Grace was EXPENSIVE.  Now, you’ll think I’ve lost it!  First, I said grace is a free gift.  Now, I say it was expensive.  It is free to you.  I only ask you to remember that it cost God everything to love and forgive us.  It cost him Jesus’ life in a humiliating death on the cross.  It costs God everything, in order to make it free to you.

 

Lastly, grace is NEVER ENDING, starting now, not someday; it’s now, in your life.  You and I need to act like it!  We need to start acting like we are in God’s hands and that he loves us.  We need to start acting like God loves the people around us.  We need to start acting like we’re alive, not dying; and rejoicing, not flailing in despair!

That means practice, because we have all developed habits that say that opposite messages in traffic, in line at the store, in long boring meetings, in our own families and marriages.  Instead of cursing the idiot who cuts us off, we pray that God will get him safely where he needs to go, and give him the peace he’s obviously lacking in his life.  Instead of staring at our watch during the meeting, we can pray for each person there, especially the one who is droning on and on.
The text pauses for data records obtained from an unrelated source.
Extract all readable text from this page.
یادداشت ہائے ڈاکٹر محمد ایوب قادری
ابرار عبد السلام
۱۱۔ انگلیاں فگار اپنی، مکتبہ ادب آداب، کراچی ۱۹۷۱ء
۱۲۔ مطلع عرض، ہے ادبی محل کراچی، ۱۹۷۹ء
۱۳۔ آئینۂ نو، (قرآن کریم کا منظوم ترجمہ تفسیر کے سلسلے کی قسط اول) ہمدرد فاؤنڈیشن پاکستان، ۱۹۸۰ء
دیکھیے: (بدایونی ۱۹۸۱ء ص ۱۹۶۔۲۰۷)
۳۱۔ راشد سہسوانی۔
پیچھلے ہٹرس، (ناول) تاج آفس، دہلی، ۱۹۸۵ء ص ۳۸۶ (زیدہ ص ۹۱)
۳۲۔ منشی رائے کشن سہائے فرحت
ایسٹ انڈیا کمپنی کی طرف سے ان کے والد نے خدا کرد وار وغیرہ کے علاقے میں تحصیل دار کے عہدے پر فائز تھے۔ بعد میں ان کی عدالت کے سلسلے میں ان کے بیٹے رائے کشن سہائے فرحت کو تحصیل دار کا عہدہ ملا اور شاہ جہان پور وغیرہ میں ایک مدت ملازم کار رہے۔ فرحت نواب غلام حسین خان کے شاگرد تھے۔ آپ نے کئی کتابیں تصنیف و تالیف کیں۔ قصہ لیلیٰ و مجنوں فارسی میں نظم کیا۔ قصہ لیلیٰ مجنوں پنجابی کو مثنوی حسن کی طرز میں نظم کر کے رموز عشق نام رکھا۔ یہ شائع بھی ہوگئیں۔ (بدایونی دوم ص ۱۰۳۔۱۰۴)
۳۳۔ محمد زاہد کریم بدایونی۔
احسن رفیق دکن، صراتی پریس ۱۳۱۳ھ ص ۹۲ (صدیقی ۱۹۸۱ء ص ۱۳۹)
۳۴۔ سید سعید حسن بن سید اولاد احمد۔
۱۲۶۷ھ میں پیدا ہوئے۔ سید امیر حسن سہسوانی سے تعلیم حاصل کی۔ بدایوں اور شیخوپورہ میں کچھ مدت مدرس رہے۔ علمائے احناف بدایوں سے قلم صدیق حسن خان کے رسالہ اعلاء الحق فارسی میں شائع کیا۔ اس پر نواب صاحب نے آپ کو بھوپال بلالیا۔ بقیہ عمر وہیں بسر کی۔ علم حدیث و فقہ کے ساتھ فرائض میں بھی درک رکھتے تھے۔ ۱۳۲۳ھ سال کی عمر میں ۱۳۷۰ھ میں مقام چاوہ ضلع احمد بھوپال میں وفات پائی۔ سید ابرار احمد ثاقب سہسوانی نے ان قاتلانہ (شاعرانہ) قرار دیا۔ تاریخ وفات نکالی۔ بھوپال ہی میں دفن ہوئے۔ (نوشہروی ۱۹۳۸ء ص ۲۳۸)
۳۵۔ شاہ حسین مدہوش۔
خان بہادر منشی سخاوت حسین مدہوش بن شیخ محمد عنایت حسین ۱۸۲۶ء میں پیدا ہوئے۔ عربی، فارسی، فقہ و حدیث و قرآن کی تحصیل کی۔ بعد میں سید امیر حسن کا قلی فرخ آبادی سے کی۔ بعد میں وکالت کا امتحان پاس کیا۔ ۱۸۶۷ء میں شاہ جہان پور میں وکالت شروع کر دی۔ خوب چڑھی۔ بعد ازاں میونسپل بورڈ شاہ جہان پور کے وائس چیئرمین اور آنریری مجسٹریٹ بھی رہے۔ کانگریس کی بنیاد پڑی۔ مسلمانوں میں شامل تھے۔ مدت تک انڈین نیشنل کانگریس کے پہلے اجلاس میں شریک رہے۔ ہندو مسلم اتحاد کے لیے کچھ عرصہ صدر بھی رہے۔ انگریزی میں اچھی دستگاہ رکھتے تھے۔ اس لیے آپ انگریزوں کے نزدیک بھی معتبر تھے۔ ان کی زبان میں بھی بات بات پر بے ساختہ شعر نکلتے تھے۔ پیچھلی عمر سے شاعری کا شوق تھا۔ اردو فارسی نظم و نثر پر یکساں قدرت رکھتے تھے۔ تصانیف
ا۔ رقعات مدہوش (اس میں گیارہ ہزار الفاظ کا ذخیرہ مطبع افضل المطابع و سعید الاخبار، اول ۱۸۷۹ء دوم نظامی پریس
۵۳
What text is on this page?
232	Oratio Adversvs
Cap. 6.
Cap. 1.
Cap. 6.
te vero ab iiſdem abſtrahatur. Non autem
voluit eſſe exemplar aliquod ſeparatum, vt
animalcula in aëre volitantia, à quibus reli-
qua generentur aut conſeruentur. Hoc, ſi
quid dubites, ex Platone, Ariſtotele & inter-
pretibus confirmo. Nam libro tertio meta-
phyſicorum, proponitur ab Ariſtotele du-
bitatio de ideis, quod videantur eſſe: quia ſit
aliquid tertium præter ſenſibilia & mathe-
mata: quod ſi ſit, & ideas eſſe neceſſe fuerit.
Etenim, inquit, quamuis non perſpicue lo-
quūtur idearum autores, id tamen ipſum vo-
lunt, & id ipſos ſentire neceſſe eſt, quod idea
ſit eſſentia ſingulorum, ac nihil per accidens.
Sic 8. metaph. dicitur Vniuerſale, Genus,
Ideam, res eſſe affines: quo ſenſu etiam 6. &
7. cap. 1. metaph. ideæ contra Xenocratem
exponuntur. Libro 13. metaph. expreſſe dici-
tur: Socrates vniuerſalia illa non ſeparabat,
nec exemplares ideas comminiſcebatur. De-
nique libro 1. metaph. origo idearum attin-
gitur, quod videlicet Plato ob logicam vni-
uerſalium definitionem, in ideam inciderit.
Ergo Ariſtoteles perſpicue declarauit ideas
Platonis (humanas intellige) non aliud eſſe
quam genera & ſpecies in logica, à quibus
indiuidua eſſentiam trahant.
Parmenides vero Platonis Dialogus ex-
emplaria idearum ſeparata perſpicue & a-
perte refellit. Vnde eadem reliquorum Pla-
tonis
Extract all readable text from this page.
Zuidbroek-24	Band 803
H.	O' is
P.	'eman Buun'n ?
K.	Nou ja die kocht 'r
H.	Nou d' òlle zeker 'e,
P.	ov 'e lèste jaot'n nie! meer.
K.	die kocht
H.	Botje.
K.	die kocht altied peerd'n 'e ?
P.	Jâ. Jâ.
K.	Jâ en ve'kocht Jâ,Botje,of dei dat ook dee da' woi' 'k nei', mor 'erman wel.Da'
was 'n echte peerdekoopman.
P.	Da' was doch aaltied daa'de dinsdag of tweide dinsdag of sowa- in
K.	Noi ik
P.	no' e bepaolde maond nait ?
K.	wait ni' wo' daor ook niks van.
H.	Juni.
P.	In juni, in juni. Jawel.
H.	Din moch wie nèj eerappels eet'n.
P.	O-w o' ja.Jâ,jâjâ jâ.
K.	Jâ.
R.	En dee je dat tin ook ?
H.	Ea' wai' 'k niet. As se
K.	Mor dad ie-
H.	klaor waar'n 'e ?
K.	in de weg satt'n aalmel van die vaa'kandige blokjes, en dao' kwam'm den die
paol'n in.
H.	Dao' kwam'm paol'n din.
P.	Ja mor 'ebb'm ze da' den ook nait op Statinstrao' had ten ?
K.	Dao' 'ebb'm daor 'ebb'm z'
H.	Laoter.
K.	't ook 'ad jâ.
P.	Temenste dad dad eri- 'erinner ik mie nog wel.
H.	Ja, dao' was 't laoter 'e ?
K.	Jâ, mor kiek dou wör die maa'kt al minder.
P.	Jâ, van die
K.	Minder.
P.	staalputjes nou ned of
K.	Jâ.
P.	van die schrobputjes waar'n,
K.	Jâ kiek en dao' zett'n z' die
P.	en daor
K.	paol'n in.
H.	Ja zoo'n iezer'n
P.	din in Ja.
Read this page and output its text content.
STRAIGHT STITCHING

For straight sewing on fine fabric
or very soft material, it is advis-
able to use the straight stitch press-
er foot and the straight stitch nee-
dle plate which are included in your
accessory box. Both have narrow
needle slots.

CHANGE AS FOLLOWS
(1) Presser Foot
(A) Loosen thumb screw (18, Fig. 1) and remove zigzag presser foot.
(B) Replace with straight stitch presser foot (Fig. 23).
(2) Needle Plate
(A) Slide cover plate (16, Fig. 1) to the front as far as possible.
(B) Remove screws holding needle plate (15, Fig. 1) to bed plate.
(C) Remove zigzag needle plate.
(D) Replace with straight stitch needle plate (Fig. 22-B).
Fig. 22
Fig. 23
Grace is now.  Grace is the life and the eternally huge creation that surround you.  That’s just the start.  —Next is eternal life with God.  Death is going to stop.  Diseases, illness, wars and selfish, grumpy attitudes will all end.  Salvation will not end, and not God’s love and not his grace.  Neither will you end.  Place your life in his grace; just turn your eyeballs this way—to the cross, to the love and grace of God.

 

Don’t worry about anything else in your Christianity until you have this one thing firmly entrenched.  God’s BRAZEN grace, is the Bold, Real, Awesome, Zealous, Expensive (but free), and Never-ending gift of eternal salvation that starts now.  Start believing.  Start now.  Amen.